# Another topic about dogs eating grass...



## xxshaelxx (Mar 8, 2010)

So, the dogs got fish again last night, and Amaya ate it all for the third time in a row (YAY!), well, when I let her out of the crate and into the backyard, the first thing she did was run to a little patch of grass, stuck her legs out, then stuck her nose in between, and started to rub, like her teeth were bothering her. Then she started to nibble on the grass, kind of like grasping it and pulling back, like it was floss.

So I was wondering, could it be possible that dogs eat grass after they've eaten raw to get out small pieces of bone fragments of whatever that could be lodged in there?


----------



## RawFedDogs (Jun 16, 2008)

xxshaelxx said:


> So I was wondering, could it be possible that dogs eat grass after they've eaten raw to get out small pieces of bone fragments of whatever that could be lodged in there?


No I don't think so. Most dog's teeth are designed so that things don't get stuck there. However I guess its possible for a tiny fishbone to get stuck somewhere in her mouth.


----------



## malluver1005 (Nov 15, 2009)

Sometimes, Aspen will get up from his bed and go out to the lawn and start grazing like a cow! 
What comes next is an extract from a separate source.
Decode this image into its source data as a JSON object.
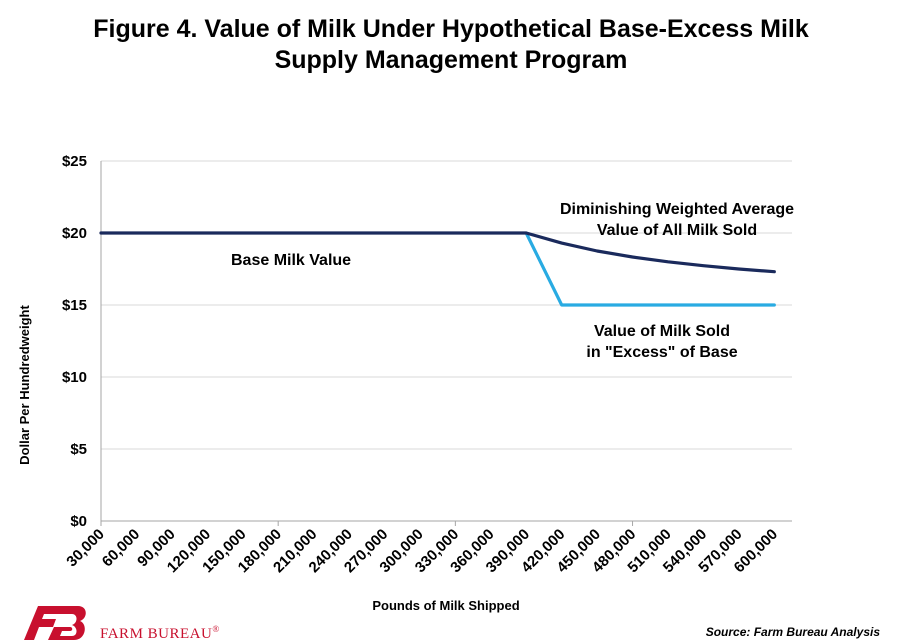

I don't think he's ever gotten something stuck in between his teeth...


----------



## xxshaelxx (Mar 8, 2010)

lol. Okay, just wondering. I've noticed that sometimes my dogs will paw at their mouths after a meal. Figured I'd throw it out there as a thought. XP


----------



## RawFedDogs (Jun 16, 2008)

To me, that would indicate that there is something irratating her mouth, either inside or out. Does she do it only after eating fish or does it matter what she just ate? Perhaps she is just trying to rub the fish taste off? :smile:


----------



## harrkim120 (Feb 2, 2010)

My Boston always rubs his face after eating as well, but it looks more like he's trying to wipe the gunk off his face from the food. lol He's so dainty you know.


----------



## DaneMama (Jun 27, 2008)

Bailey and Emmy both "clean" their faces after eating by rubbing their faces into whatever is soft and close by. Usually a couch, dog bed or patch of grass.


----------